Affan Kurniawan sempat dilarikan ke Rumah Sakit Cipto Mangunkusumo (RSCM) namun nyawanya tidak tertolong. Kematian driver ojol yang dikenal sebagai sosok rajin dan tulang punggung keluarga ini memicu kemarahan publik dan tuntutan keadilan dari berbagai kalangan masyarakat.
Proses Hukum dan Investigasi Mendalam
Pasca tragedi Pejompongan, Mabes Polri melalui Divisi Propam segera melakukan investigasi menyeluruh terhadap ketujuh anggota yang berada dalam rantis saat kejadian. Mereka adalah Kompol Cosmas Kaju Gae, Aipda M Rohyani, Briptu Danang, Bripda Mardin, Bripka Rohmat, Baraka Jana Edi, dan Baraka Yohanes David.
Pemeriksaan intensif dilakukan di ruang Biro Paminal Divpropam Polri, Jakarta Selatan, pada Jumat (29/8/2025). Investigasi ini mencakup rekonstruksi kejadian, analisis video rekaman, serta pemeriksaan psikologis terhadap seluruh anggota yang terlibat untuk menentukan tingkat tanggung jawab masing-masing.
Sebagai komandan di lapangan, Kompol Cosmas dinilai memiliki tanggung jawab terbesar dalam insiden ini. Posisinya sebagai Danyon yang seharusnya memberikan arahan taktis kepada anak buahnya menjadi fokus utama dalam penjatuhan sanksi. Keputusan untuk menerobos kerumunan massa tanpa prosedur pengamanan yang memadai dinilai sebagai pelanggaran berat terhadap kode etik dan profesi kepolisian.
Sidang KKEP: Proses dan Putusan yang Menentukan
Jalannya Persidangan dan Dakwaan
Sidang Komisi Kode Etik dan Profesi (KKEP) digelar di TNCC Mabes Polri untuk menentukan nasib Kompol Cosmas dan anggota lainnya yang terlibat dalam tragedi rantis Brimob. Persidangan berlangsung tertutup namun hasilnya diumumkan secara terbuka kepada media dan publik.

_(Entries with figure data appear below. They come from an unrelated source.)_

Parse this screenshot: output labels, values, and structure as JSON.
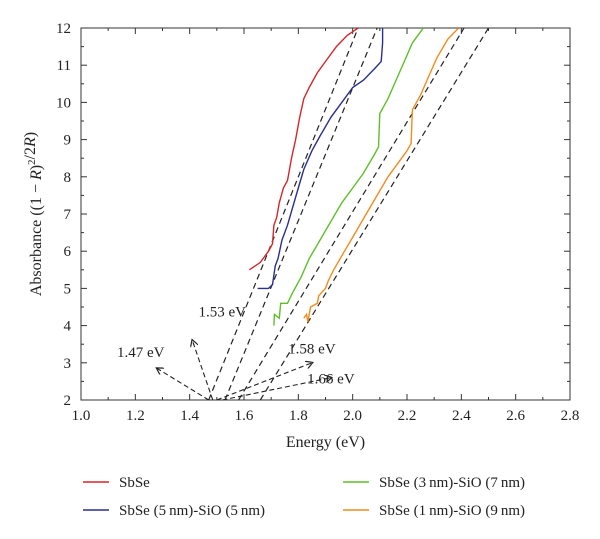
{
  "chart_data": {
    "type": "line",
    "xlabel": "Energy (eV)",
    "ylabel_parts": [
      "Absorbance ((1 − ",
      "R",
      ")",
      "2",
      "/2",
      "R",
      ")"
    ],
    "xlim": [
      1.0,
      2.8
    ],
    "ylim": [
      2,
      12
    ],
    "xticks": [
      "1.0",
      "1.2",
      "1.4",
      "1.6",
      "1.8",
      "2.0",
      "2.2",
      "2.4",
      "2.6",
      "2.8"
    ],
    "yticks": [
      "2",
      "3",
      "4",
      "5",
      "6",
      "7",
      "8",
      "9",
      "10",
      "11",
      "12"
    ],
    "grid": false,
    "legend": "bottom",
    "series": [
      {
        "name": "SbSe",
        "color": "#d62728",
        "points": [
          [
            1.62,
            5.5
          ],
          [
            1.66,
            5.7
          ],
          [
            1.69,
            6.0
          ],
          [
            1.705,
            6.2
          ],
          [
            1.71,
            6.7
          ],
          [
            1.72,
            6.9
          ],
          [
            1.73,
            7.3
          ],
          [
            1.745,
            7.7
          ],
          [
            1.76,
            7.9
          ],
          [
            1.775,
            8.5
          ],
          [
            1.79,
            9.0
          ],
          [
            1.805,
            9.6
          ],
          [
            1.82,
            10.1
          ],
          [
            1.84,
            10.4
          ],
          [
            1.87,
            10.8
          ],
          [
            1.9,
            11.1
          ],
          [
            1.94,
            11.5
          ],
          [
            1.98,
            11.8
          ],
          [
            2.02,
            12.0
          ]
        ]
      },
      {
        "name": "SbSe (5 nm)-SiO (5 nm)",
        "color": "#2b2f8c",
        "points": [
          [
            1.65,
            5.0
          ],
          [
            1.69,
            5.0
          ],
          [
            1.705,
            5.1
          ],
          [
            1.715,
            5.6
          ],
          [
            1.725,
            5.8
          ],
          [
            1.74,
            6.3
          ],
          [
            1.76,
            6.7
          ],
          [
            1.78,
            7.2
          ],
          [
            1.8,
            7.7
          ],
          [
            1.82,
            8.2
          ],
          [
            1.85,
            8.7
          ],
          [
            1.88,
            9.1
          ],
          [
            1.92,
            9.6
          ],
          [
            1.96,
            10.0
          ],
          [
            2.0,
            10.4
          ],
          [
            2.04,
            10.6
          ],
          [
            2.08,
            10.9
          ],
          [
            2.105,
            11.1
          ],
          [
            2.11,
            11.6
          ],
          [
            2.11,
            12.0
          ]
        ]
      },
      {
        "name": "SbSe (3 nm)-SiO (7 nm)",
        "color": "#5fbf2a",
        "points": [
          [
            1.71,
            4.0
          ],
          [
            1.712,
            4.3
          ],
          [
            1.73,
            4.2
          ],
          [
            1.735,
            4.6
          ],
          [
            1.76,
            4.6
          ],
          [
            1.78,
            4.9
          ],
          [
            1.81,
            5.3
          ],
          [
            1.84,
            5.8
          ],
          [
            1.88,
            6.3
          ],
          [
            1.92,
            6.8
          ],
          [
            1.96,
            7.3
          ],
          [
            2.0,
            7.7
          ],
          [
            2.04,
            8.1
          ],
          [
            2.08,
            8.6
          ],
          [
            2.095,
            8.8
          ],
          [
            2.1,
            9.7
          ],
          [
            2.13,
            10.1
          ],
          [
            2.16,
            10.6
          ],
          [
            2.19,
            11.1
          ],
          [
            2.22,
            11.6
          ],
          [
            2.26,
            12.0
          ]
        ]
      },
      {
        "name": "SbSe (1 nm)-SiO (9 nm)",
        "color": "#f28c1c",
        "points": [
          [
            1.82,
            4.2
          ],
          [
            1.83,
            4.3
          ],
          [
            1.835,
            4.1
          ],
          [
            1.845,
            4.5
          ],
          [
            1.87,
            4.6
          ],
          [
            1.875,
            4.8
          ],
          [
            1.9,
            5.0
          ],
          [
            1.91,
            5.2
          ],
          [
            1.93,
            5.5
          ],
          [
            1.97,
            6.0
          ],
          [
            2.01,
            6.5
          ],
          [
            2.05,
            7.0
          ],
          [
            2.09,
            7.5
          ],
          [
            2.13,
            8.0
          ],
          [
            2.17,
            8.4
          ],
          [
            2.2,
            8.7
          ],
          [
            2.215,
            8.9
          ],
          [
            2.22,
            9.8
          ],
          [
            2.25,
            10.2
          ],
          [
            2.28,
            10.7
          ],
          [
            2.31,
            11.2
          ],
          [
            2.35,
            11.7
          ],
          [
            2.39,
            12.0
          ]
        ]
      }
    ],
    "fit_lines": [
      {
        "from": [
          1.47,
          2
        ],
        "to": [
          2.02,
          12
        ]
      },
      {
        "from": [
          1.53,
          2
        ],
        "to": [
          2.09,
          12
        ]
      },
      {
        "from": [
          1.58,
          2
        ],
        "to": [
          2.41,
          12
        ]
      },
      {
        "from": [
          1.66,
          2
        ],
        "to": [
          2.5,
          12
        ]
      }
    ],
    "annotations": [
      {
        "label": "1.53 eV",
        "text_at": [
          1.52,
          4.25
        ],
        "arrow_from": [
          1.485,
          2.0
        ],
        "arrow_to": [
          1.41,
          3.6
        ]
      },
      {
        "label": "1.47 eV",
        "text_at": [
          1.22,
          3.15
        ],
        "arrow_from": [
          1.47,
          2.0
        ],
        "arrow_to": [
          1.28,
          2.85
        ]
      },
      {
        "label": "1.58 eV",
        "text_at": [
          1.85,
          3.25
        ],
        "arrow_from": [
          1.5,
          2.0
        ],
        "arrow_to": [
          1.85,
          3.0
        ]
      },
      {
        "label": "1.66 eV",
        "text_at": [
          1.92,
          2.45
        ],
        "arrow_from": [
          1.52,
          2.0
        ],
        "arrow_to": [
          1.92,
          2.6
        ]
      }
    ]
  }
}
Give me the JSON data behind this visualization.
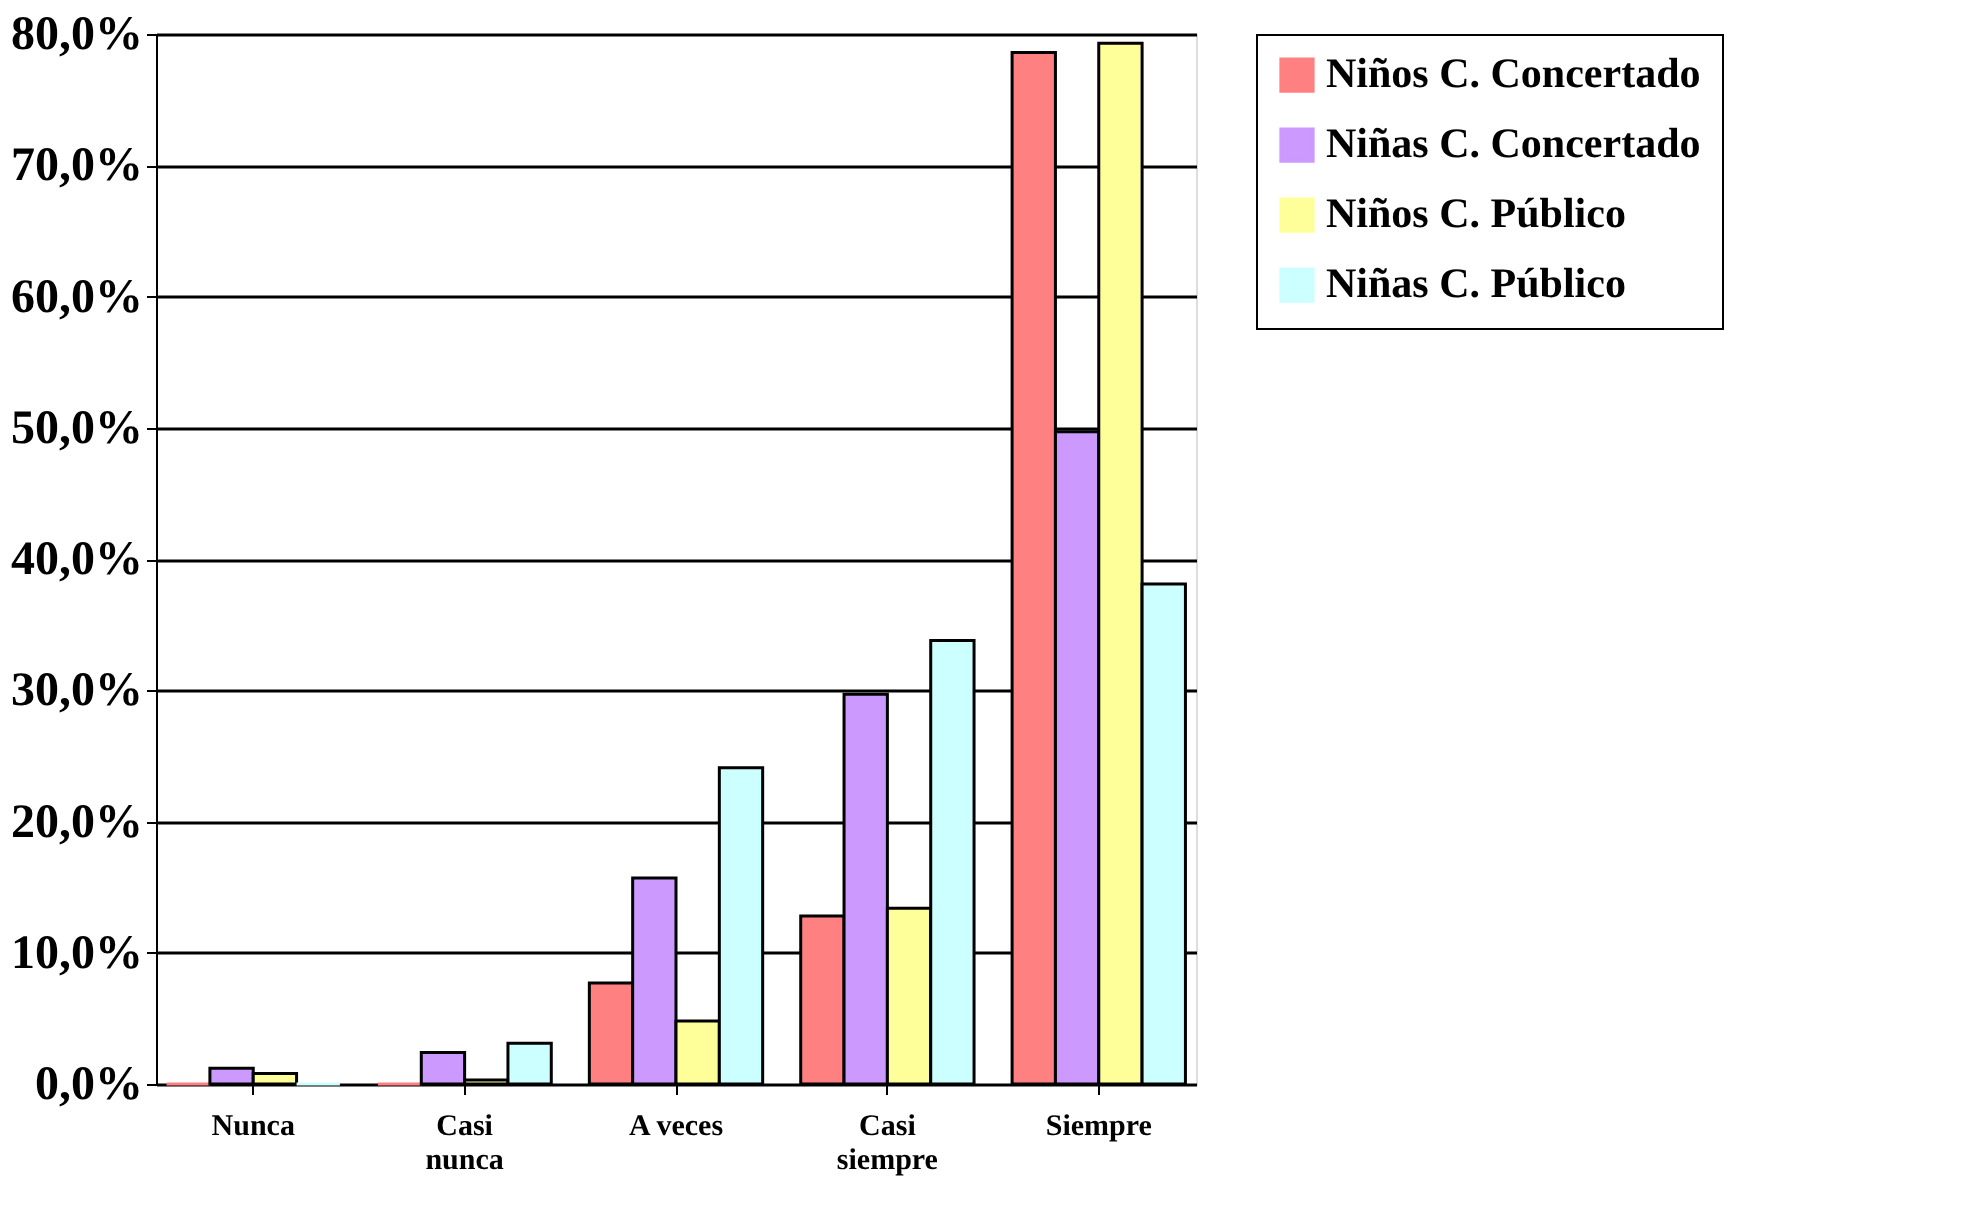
{
  "chart_data": {
    "type": "bar",
    "categories": [
      "Nunca",
      "Casi nunca",
      "A veces",
      "Casi siempre",
      "Siempre"
    ],
    "series": [
      {
        "name": "Niños C. Concertado",
        "color": "#ff8080",
        "values": [
          0,
          0,
          7.7,
          12.8,
          78.6
        ]
      },
      {
        "name": "Niñas C. Concertado",
        "color": "#cc99ff",
        "values": [
          1.2,
          2.4,
          15.7,
          29.7,
          49.7
        ]
      },
      {
        "name": "Niños C. Público",
        "color": "#ffff99",
        "values": [
          0.8,
          0.3,
          4.8,
          13.4,
          79.3
        ]
      },
      {
        "name": "Niñas C. Público",
        "color": "#ccffff",
        "values": [
          0,
          3.1,
          24.1,
          33.8,
          38.1
        ]
      }
    ],
    "ylim": [
      0,
      80
    ],
    "yticks": [
      {
        "value": 0,
        "label": "0,0%"
      },
      {
        "value": 10,
        "label": "10,0%"
      },
      {
        "value": 20,
        "label": "20,0%"
      },
      {
        "value": 30,
        "label": "30,0%"
      },
      {
        "value": 40,
        "label": "40,0%"
      },
      {
        "value": 50,
        "label": "50,0%"
      },
      {
        "value": 60,
        "label": "60,0%"
      },
      {
        "value": 70,
        "label": "70,0%"
      },
      {
        "value": 80,
        "label": "80,0%"
      }
    ],
    "grid": "y",
    "legend": "right"
  }
}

Dalam sidang tersebut, Kompol Cosmas didakwa melanggar pasal-pasal dalam Peraturan Pemerintah Nomor 2 Tahun 2003 tentang Peraturan Disiplin Anggota Polri, khususnya terkait kelalaian dalam menjalankan tugas yang mengakibatkan kerugian pada masyarakat. Dakwaan juga menyentuh aspek pelanggaran HAM dan prosedur operasi standar dalam penanganan kerumunan massa.
Majelis hakim etik mempertimbangkan berbagai faktor dalam menjatuhkan putusan, termasuk rekam jejak Kompol Cosmas selama berkarir, tingkat kesalahan dalam insiden, dampak terhadap korban dan keluarga, serta pengaruh terhadap citra institusi kepolisian. Akhirnya, sidang KKEP memutuskan sanksi Pemberhentian Tidak Dengan Hormat (PTDH) sebagai hukuman terberat yang bisa dijatuhkan dalam ranah administratif kepolisian.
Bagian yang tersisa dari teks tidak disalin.